Il y aussi Annie Lemahieu en tête du cortège du Nord Pas de Calais. Et puis c’est tout. On attend les outings. Cette année, dans le cortège, il n’y a pratiquement que le FN qui est visible. Pas de groupuscules qui tendent des tracts, pas de groupes venus de l’étranger, pas de drapeaux d’autres organes. L’ancien skinhead et parrain des jeunes nationalistes révolutionnaires, Serge Ayoub, est resté discret, contrairement à l’année dernière.
En fin de cortège, il y avait bien le GUD, le PSF (parti solidaire français, un groupuscule néo-nazi), mais ils étaient tous deux bien encadrés par le DPS. Le message est clair :
« tu es toléré mais tu t’affiches pas et si possible tu respectes le dress code imposé par la nouvelle direction ».
Pour s’exprimer en toute liberté, les plus ultra attendent peut être le défilé du 9 mai (en mémoire de Sébastien Deyzieu, militant nationaliste mort dans une course poursuite avec la police en 1994).
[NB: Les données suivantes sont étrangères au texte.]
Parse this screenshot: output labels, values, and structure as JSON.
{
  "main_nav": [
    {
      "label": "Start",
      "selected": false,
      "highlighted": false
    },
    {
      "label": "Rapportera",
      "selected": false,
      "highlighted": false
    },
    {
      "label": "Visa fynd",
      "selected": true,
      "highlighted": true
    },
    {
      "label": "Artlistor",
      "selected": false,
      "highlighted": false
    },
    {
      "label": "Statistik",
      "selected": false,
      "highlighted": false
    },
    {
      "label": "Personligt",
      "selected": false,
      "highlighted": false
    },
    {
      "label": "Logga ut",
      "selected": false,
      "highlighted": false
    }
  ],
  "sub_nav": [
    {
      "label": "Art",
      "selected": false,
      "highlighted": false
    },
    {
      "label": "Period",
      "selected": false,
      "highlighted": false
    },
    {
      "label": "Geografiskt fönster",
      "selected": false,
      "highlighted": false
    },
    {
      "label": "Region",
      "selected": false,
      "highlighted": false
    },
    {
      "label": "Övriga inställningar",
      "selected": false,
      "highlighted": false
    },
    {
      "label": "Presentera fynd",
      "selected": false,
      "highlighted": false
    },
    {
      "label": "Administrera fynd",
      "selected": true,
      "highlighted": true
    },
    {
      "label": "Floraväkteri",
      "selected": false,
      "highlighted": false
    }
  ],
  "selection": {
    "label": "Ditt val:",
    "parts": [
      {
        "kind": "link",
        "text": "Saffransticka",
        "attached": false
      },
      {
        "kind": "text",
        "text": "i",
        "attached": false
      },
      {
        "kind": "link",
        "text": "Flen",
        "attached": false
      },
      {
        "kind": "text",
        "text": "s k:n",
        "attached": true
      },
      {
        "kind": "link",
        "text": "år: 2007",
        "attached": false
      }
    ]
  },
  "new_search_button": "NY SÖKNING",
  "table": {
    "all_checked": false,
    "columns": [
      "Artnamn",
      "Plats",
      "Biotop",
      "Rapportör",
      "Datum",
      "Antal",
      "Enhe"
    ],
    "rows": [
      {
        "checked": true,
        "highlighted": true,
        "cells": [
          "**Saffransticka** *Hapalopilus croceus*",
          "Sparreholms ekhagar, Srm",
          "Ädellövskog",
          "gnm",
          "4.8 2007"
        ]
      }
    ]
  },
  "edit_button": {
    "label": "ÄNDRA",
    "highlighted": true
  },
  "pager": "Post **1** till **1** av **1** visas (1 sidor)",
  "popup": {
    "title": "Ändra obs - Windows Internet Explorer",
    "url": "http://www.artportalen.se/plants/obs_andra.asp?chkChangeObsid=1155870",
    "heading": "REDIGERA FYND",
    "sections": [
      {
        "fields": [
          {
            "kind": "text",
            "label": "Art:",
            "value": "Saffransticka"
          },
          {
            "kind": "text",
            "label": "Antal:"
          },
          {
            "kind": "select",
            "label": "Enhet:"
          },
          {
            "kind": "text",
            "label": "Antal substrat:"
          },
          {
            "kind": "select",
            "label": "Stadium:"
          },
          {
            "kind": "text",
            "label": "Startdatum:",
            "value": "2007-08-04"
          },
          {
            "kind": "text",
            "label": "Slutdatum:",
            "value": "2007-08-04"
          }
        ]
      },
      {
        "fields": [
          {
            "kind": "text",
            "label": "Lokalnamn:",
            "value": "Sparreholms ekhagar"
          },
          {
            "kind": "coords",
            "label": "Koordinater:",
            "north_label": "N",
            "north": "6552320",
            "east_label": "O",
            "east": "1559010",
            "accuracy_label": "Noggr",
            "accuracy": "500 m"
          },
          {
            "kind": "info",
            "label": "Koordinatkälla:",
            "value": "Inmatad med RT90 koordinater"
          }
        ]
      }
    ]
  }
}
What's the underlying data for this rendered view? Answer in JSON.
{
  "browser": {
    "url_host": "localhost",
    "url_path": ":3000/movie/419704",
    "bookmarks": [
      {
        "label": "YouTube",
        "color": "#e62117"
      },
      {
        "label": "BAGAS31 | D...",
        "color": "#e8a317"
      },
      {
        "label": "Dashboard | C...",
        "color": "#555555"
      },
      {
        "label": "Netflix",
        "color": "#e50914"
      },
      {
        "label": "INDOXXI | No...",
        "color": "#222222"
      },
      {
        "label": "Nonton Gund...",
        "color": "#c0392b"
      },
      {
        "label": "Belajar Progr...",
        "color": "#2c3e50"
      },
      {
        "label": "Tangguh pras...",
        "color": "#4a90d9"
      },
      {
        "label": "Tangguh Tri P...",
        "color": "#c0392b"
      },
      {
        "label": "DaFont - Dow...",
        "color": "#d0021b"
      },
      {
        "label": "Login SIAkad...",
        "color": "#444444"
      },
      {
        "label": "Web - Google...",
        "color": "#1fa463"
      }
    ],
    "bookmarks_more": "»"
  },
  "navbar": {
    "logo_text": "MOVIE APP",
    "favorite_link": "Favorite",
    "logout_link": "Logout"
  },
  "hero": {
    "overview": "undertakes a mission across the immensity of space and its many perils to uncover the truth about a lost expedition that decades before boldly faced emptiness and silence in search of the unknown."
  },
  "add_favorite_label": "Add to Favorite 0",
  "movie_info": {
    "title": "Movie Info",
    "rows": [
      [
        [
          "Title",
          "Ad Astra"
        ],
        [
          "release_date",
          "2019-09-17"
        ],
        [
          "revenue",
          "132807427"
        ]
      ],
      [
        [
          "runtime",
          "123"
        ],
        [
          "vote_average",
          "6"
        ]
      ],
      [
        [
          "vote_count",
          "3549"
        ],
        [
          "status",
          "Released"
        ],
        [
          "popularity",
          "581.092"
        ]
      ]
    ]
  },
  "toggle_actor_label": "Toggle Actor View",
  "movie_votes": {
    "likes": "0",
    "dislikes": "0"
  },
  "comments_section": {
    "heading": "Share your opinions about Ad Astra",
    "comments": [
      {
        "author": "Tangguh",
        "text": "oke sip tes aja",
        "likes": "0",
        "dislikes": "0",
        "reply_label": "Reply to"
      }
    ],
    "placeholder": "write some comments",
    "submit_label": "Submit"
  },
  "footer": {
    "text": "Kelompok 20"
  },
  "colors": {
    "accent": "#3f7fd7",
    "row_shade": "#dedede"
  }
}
A noter, la faible présence des cathos tradis intégristes. Sont-ils heurtés par le discours social, républicain et prolo de Marine Le Pen ? Où se sont-ils rendus à Rome pour la béatification du Pape Jean Paul II ? Difficile à dire. A noter également, le cortège était mois âgés que d’ordinaire et plus métissé socialement. Un sondage qui vient de paraitre dans Lyonmag montre que le FN devient un vote d’adhésion.
« Il se passe quelque chose avec les classes moyennes, pour qui le vote FN devient acceptable » constate pour Lyonmag le politologue Jean-Yves Camus. La vague bleue marine fait plutôt mal.